EngrLog: OpenAI Serves 800M Users with One Postgres Database Advanced technical guide by Tirtha Sarker on read replica strategies at scale, covering read-after-write consistency problems, lag management, four routing strategies, the WAL distribution bandwidth challenge, and production landmines specific to replica deployments.
InfoQ: OpenAI Scales Single Primary PostgreSQL Instance to Millions of QPS Technology news coverage highlighting OpenAI's achievement and the collaborative work with Azure PostgreSQL team. Summarizes cascading replication strategy for future scaling and Microsoft's role in enabling the infrastructure.
Microsoft for Startups: OpenAI and PostgreSQL scaling with Azure Azure's perspective on the collaboration, emphasizing managed database services benefits: ease of scaling, high availability, automated backups, and the elasticity needed to support rapidly growing AI workloads without managing low-level database operations.
Research Notes
Bohan Zhang, the lead author, brings significant credibility to this work. He co-founded OtterTune, an AI-powered database optimization startup, and conducted database research at Carnegie Mellon under Prof.

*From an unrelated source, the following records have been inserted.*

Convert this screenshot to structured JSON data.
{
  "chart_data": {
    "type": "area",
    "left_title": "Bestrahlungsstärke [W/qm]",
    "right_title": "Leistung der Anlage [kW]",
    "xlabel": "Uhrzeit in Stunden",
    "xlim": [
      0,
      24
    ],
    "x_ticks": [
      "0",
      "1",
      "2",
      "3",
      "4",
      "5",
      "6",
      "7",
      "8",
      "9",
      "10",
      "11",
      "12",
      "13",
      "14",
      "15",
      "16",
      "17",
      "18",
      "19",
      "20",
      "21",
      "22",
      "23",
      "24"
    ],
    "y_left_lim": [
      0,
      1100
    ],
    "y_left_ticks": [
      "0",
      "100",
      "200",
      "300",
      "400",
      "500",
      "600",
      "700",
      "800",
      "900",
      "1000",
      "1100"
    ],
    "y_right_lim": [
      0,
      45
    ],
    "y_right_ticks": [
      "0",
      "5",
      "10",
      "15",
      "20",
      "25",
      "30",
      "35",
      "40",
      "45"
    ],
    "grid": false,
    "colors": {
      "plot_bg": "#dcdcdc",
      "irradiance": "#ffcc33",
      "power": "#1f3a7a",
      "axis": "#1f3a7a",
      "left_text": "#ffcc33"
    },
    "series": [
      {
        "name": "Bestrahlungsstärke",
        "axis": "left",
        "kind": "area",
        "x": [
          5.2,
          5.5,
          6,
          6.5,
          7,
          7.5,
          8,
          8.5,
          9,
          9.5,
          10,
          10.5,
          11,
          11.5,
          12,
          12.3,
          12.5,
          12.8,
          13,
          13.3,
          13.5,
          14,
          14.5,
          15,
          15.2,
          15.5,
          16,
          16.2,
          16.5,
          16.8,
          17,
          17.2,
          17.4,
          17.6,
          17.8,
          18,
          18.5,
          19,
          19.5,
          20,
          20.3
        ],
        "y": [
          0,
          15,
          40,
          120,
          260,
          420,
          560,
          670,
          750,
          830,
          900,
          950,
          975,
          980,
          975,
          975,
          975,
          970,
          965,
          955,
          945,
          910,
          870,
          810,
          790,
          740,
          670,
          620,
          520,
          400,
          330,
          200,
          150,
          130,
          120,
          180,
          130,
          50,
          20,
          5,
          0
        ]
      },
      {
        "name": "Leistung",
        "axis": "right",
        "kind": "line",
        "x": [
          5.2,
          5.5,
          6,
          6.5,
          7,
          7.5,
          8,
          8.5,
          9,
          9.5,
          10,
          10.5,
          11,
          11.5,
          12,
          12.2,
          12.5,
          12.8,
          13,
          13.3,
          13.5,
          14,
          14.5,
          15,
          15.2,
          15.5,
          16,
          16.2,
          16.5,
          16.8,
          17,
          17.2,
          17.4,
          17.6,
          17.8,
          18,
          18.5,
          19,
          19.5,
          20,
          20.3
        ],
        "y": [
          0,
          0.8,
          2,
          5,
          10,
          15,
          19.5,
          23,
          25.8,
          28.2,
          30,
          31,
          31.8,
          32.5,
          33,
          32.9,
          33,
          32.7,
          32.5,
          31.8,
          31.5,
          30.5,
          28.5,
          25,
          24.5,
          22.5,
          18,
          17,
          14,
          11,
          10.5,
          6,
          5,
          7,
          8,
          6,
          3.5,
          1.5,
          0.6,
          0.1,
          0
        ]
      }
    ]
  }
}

Andy Pavlo. He has spoken at multiple PostgreSQL conferences (PostgresConf 2024, PGConf.Dev 2025, POSETTE 2025), indicating deep expertise in the PostgreSQL community and active engagement with the ecosystem.
The article generated substantial discussion across the tech community. On Hacker News and Reddit, reactions were predominantly positive, with many noting that the "PostgreSQL can't scale" myth has been thoroughly debunked. However, critics noted important caveats: this success is highly specific to read-heavy workloads, and the engineering discipline required is not typical. Some observers pointed out that the approach essentially pushes write scaling to other systems (Azure Cosmos DB), rather than truly solving it within PostgreSQL.

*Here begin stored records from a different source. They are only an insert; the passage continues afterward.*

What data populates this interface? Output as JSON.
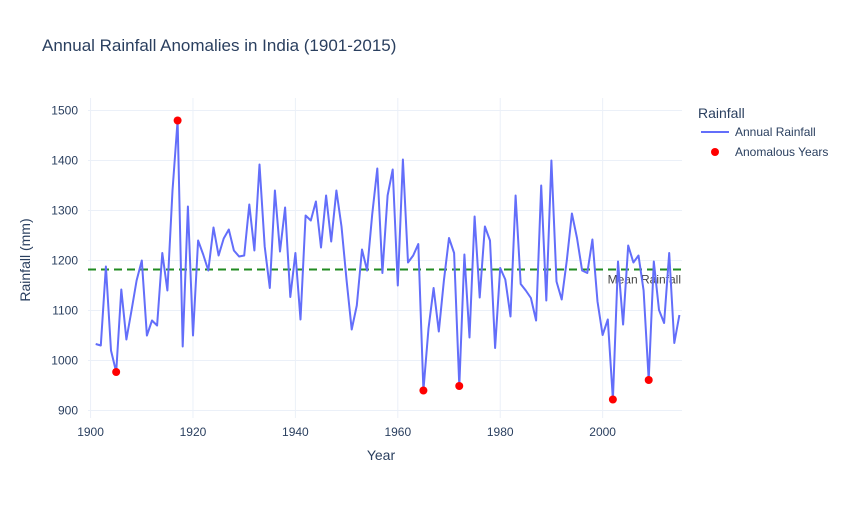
{
  "chart_data": {
    "type": "line",
    "title": "Annual Rainfall Anomalies in India (1901-2015)",
    "xlabel": "Year",
    "ylabel": "Rainfall (mm)",
    "xlim": [
      1899.5,
      2015.5
    ],
    "ylim": [
      885,
      1525
    ],
    "xticks": [
      1900,
      1920,
      1940,
      1960,
      1980,
      2000
    ],
    "yticks": [
      900,
      1000,
      1100,
      1200,
      1300,
      1400,
      1500
    ],
    "grid": true,
    "legend": {
      "title": "Rainfall",
      "position": "right-top"
    },
    "series": [
      {
        "name": "Annual Rainfall",
        "mode": "line",
        "color": "#636efa",
        "x": [
          1901,
          1902,
          1903,
          1904,
          1905,
          1906,
          1907,
          1908,
          1909,
          1910,
          1911,
          1912,
          1913,
          1914,
          1915,
          1916,
          1917,
          1918,
          1919,
          1920,
          1921,
          1922,
          1923,
          1924,
          1925,
          1926,
          1927,
          1928,
          1929,
          1930,
          1931,
          1932,
          1933,
          1934,
          1935,
          1936,
          1937,
          1938,
          1939,
          1940,
          1941,
          1942,
          1943,
          1944,
          1945,
          1946,
          1947,
          1948,
          1949,
          1950,
          1951,
          1952,
          1953,
          1954,
          1955,
          1956,
          1957,
          1958,
          1959,
          1960,
          1961,
          1962,
          1963,
          1964,
          1965,
          1966,
          1967,
          1968,
          1969,
          1970,
          1971,
          1972,
          1973,
          1974,
          1975,
          1976,
          1977,
          1978,
          1979,
          1980,
          1981,
          1982,
          1983,
          1984,
          1985,
          1986,
          1987,
          1988,
          1989,
          1990,
          1991,
          1992,
          1993,
          1994,
          1995,
          1996,
          1997,
          1998,
          1999,
          2000,
          2001,
          2002,
          2003,
          2004,
          2005,
          2006,
          2007,
          2008,
          2009,
          2010,
          2011,
          2012,
          2013,
          2014,
          2015
        ],
        "y": [
          1033,
          1030,
          1188,
          1020,
          977,
          1142,
          1042,
          1100,
          1160,
          1200,
          1050,
          1080,
          1070,
          1215,
          1140,
          1340,
          1480,
          1028,
          1308,
          1050,
          1240,
          1212,
          1180,
          1266,
          1210,
          1244,
          1262,
          1220,
          1208,
          1210,
          1312,
          1220,
          1392,
          1228,
          1145,
          1340,
          1218,
          1306,
          1127,
          1215,
          1082,
          1290,
          1280,
          1318,
          1226,
          1330,
          1238,
          1340,
          1268,
          1160,
          1062,
          1110,
          1222,
          1180,
          1292,
          1384,
          1175,
          1330,
          1382,
          1150,
          1402,
          1196,
          1210,
          1233,
          940,
          1064,
          1145,
          1058,
          1160,
          1245,
          1215,
          949,
          1212,
          1046,
          1288,
          1126,
          1268,
          1240,
          1025,
          1185,
          1162,
          1088,
          1330,
          1153,
          1140,
          1125,
          1080,
          1350,
          1120,
          1400,
          1158,
          1122,
          1200,
          1294,
          1245,
          1180,
          1175,
          1242,
          1118,
          1051,
          1082,
          922,
          1198,
          1072,
          1230,
          1196,
          1210,
          1140,
          961,
          1198,
          1101,
          1075,
          1215,
          1035,
          1091
        ]
      },
      {
        "name": "Anomalous Years",
        "mode": "markers",
        "color": "#ff0000",
        "x": [
          1905,
          1917,
          1965,
          1972,
          2002,
          2009
        ],
        "y": [
          977,
          1480,
          940,
          949,
          922,
          961
        ]
      }
    ],
    "reference_line": {
      "y": 1182,
      "color": "#228b22",
      "label": "Mean Rainfall"
    }
  }
}
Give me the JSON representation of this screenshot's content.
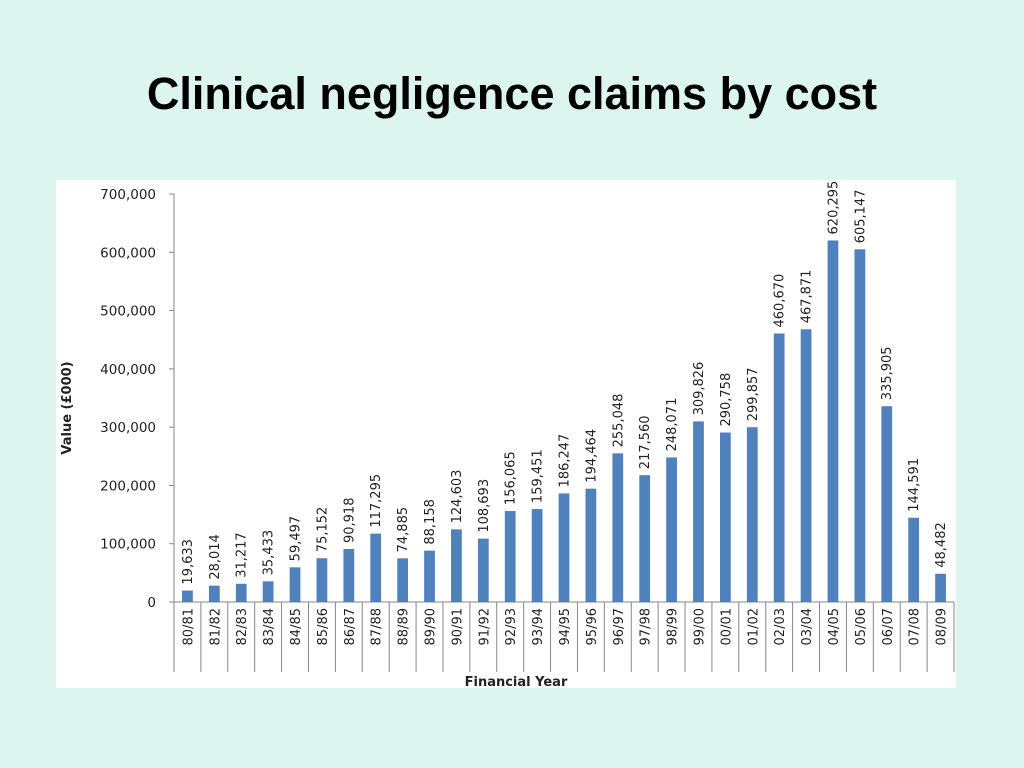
{
  "slide": {
    "title": "Clinical negligence claims by cost"
  },
  "colors": {
    "background": "#dcf5ef",
    "bar": "#4f81bd",
    "panel": "#ffffff"
  },
  "chart_data": {
    "type": "bar",
    "title": "",
    "xlabel": "Financial Year",
    "ylabel": "Value (£000)",
    "ylim": [
      0,
      700000
    ],
    "yticks": [
      0,
      100000,
      200000,
      300000,
      400000,
      500000,
      600000,
      700000
    ],
    "ytick_labels": [
      "0",
      "100,000",
      "200,000",
      "300,000",
      "400,000",
      "500,000",
      "600,000",
      "700,000"
    ],
    "grid": false,
    "legend": "none",
    "categories": [
      "80/81",
      "81/82",
      "82/83",
      "83/84",
      "84/85",
      "85/86",
      "86/87",
      "87/88",
      "88/89",
      "89/90",
      "90/91",
      "91/92",
      "92/93",
      "93/94",
      "94/95",
      "95/96",
      "96/97",
      "97/98",
      "98/99",
      "99/00",
      "00/01",
      "01/02",
      "02/03",
      "03/04",
      "04/05",
      "05/06",
      "06/07",
      "07/08",
      "08/09"
    ],
    "values": [
      19633,
      28014,
      31217,
      35433,
      59497,
      75152,
      90918,
      117295,
      74885,
      88158,
      124603,
      108693,
      156065,
      159451,
      186247,
      194464,
      255048,
      217560,
      248071,
      309826,
      290758,
      299857,
      460670,
      467871,
      620295,
      605147,
      335905,
      144591,
      48482
    ],
    "value_labels": [
      "19,633",
      "28,014",
      "31,217",
      "35,433",
      "59,497",
      "75,152",
      "90,918",
      "117,295",
      "74,885",
      "88,158",
      "124,603",
      "108,693",
      "156,065",
      "159,451",
      "186,247",
      "194,464",
      "255,048",
      "217,560",
      "248,071",
      "309,826",
      "290,758",
      "299,857",
      "460,670",
      "467,871",
      "620,295",
      "605,147",
      "335,905",
      "144,591",
      "48,482"
    ]
  }
}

The piece is part of a broader trend of companies publishing detailed scaling case studies. Notion explicitly states they wish they had sharded earlier (480 logical shards), while Instagram scaled to 500M users with custom-sharded PostgreSQL. OpenAI's position of deliberately not sharding despite 800M users illustrates how different workload patterns lead to radically different architectural choices.
Key limitations to understand: (1) This approach is optimized for read-heavy workloads where 70-95% of traffic is reads. OLTP systems with balanced read/write patterns would hit write bottlenecks sooner. (2) The single-primary remains a single point of failure for writes—if it fails, write operations fail entirely. Hot standby with failover mitigates risk but doesn't eliminate it. (3) As the number of replicas increases, replication lag management becomes challenging. OpenAI is experimenting with cascading replication (intermediate replicas relaying WAL) to scale beyond ~50 replicas, but this adds operational complexity. (4) The "boring-but-brilliant engineering" required is substantial: this approach works because of rigorous optimization at every layer, careful monitoring, and operational discipline that many teams lack.

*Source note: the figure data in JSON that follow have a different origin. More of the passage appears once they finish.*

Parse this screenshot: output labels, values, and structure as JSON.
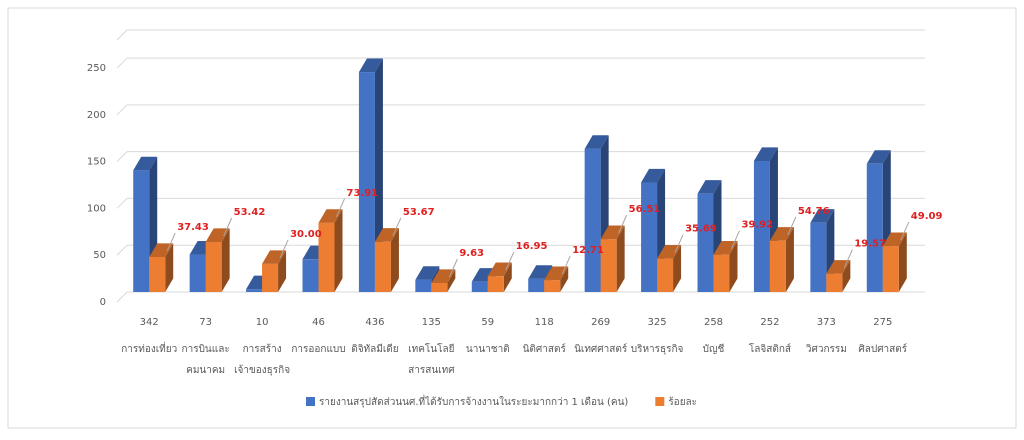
{
  "chart_data": {
    "type": "bar3d",
    "categories": [
      [
        "342",
        "การท่องเที่ยว"
      ],
      [
        "73",
        "การบินและ",
        "คมนาคม"
      ],
      [
        "10",
        "การสร้าง",
        "เจ้าของธุรกิจ"
      ],
      [
        "46",
        "การออกแบบ"
      ],
      [
        "436",
        "ดิจิทัลมีเดีย"
      ],
      [
        "135",
        "เทคโนโลยี",
        "สารสนเทศ"
      ],
      [
        "59",
        "นานาชาติ"
      ],
      [
        "118",
        "นิติศาสตร์"
      ],
      [
        "269",
        "นิเทศศาสตร์"
      ],
      [
        "325",
        "บริหารธุรกิจ"
      ],
      [
        "258",
        "บัญชี"
      ],
      [
        "252",
        "โลจิสติกส์"
      ],
      [
        "373",
        "วิศวกรรม"
      ],
      [
        "275",
        "ศิลปศาสตร์"
      ]
    ],
    "series": [
      {
        "name": "รายงานสรุปสัดส่วนนศ.ที่ได้รับการจ้างงานในระยะมากกว่า 1 เดือน (คน)",
        "color": "#4472c4",
        "values": [
          130,
          40,
          3,
          35,
          235,
          13,
          11,
          14,
          153,
          117,
          105,
          140,
          74,
          137
        ]
      },
      {
        "name": "ร้อยละ",
        "color": "#ed7d31",
        "values": [
          37.43,
          53.42,
          30.0,
          73.91,
          53.67,
          9.63,
          16.95,
          12.71,
          56.51,
          35.69,
          39.92,
          54.76,
          19.57,
          49.09
        ],
        "value_labels": [
          "37.43",
          "53.42",
          "30.00",
          "73.91",
          "53.67",
          "9.63",
          "16.95",
          "12.71",
          "56.51",
          "35.69",
          "39.92",
          "54.76",
          "19.57",
          "49.09"
        ]
      }
    ],
    "ylim": [
      0,
      280
    ],
    "yticks": [
      0,
      50,
      100,
      150,
      200,
      250
    ],
    "grid": true,
    "legend": "bottom"
  }
}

Microsoft's Azure PostgreSQL team was closely involved in this effort, suggesting that managed database services with tight vendor collaboration can push scale boundaries. The novelty here is not in exotic technology but in execution discipline—the tools (read replicas, connection pooling, rate limiting) are decades old, but applying them systematically at this scale is rare.
The timing of this publication (February 2026, several weeks after ChatGPT's explosive growth) serves a secondary purpose: demonstrating that PostgreSQL and cloud managed services can handle unprecedented scale, countering narratives that exotic or expensive infrastructure is required for AI platform operations.